Watery Sea vs Black grey in Real Spaces
1 real room side by side. Seeing Watery Sea and Black grey in actual rooms makes the difference concrete; browse the spaces below to get a feel for how each color lives on a wall.
Living Room
In a living room, color works across both daylight and evening light — the same wall can read very differently at noon and at 8pm. The LRV gap is large enough that Watery Sea will make the room feel meaningfully brighter than Black grey would.
Color Details
Watery Sea vs Black grey Simulated Comparison
5 simulated room previews — drag the slider on each to see Watery Sea on one side and Black grey on the other.

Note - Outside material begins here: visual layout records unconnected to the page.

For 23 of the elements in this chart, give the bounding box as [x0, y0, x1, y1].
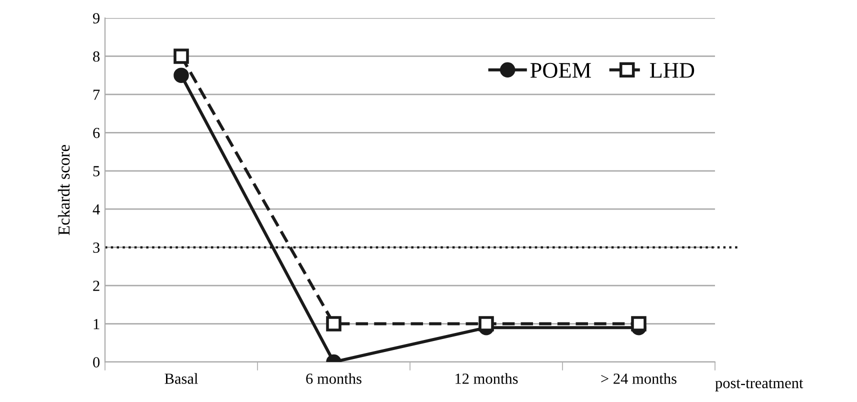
- point: [631, 316, 646, 332]
- y-tick-label: 3: [93, 242, 100, 253]
- x-tick-label: 12 months: [456, 373, 518, 384]
- point: [174, 48, 189, 64]
- y-tick-label: 4: [92, 204, 100, 214]
- y-tick-label: 8: [93, 51, 100, 62]
- x-tick-label: 6 months: [306, 373, 362, 384]
- x-tick-label: Basal: [164, 373, 198, 384]
- y-tick-label: 9: [92, 13, 100, 24]
- y-axis-title: Eckardt score: [58, 145, 70, 236]
- x-tick-label: > 24 months: [601, 373, 676, 384]
- y-tick-label: 2: [93, 280, 100, 291]
- y-tick-label: 6: [93, 128, 100, 138]
- point: [478, 316, 494, 332]
- y-tick-label: 0: [93, 357, 100, 368]
- y-tick-label: 5: [93, 166, 100, 176]
- point: [174, 68, 189, 83]
- y-tick-label: 7: [94, 90, 100, 100]
- y-tick-label: 1: [94, 318, 100, 330]
- point: [326, 316, 342, 332]
- legend-label: POEM: [530, 62, 591, 78]
- x-axis-title: post-treatment: [715, 379, 804, 392]
- legend-label: LHD: [650, 63, 694, 78]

Digital color is approximate. These simulations are generated from the manufacturer's hex values and overlaid on grayscale room photos — your screen's calibration, brightness, and viewing angle all affect how they render. Before committing to either color, test physical samples in your own space under the light you actually live with.
More Watery Sea comparisons
See how Watery Sea stacks up against other well-photographed colors across different brands and tones.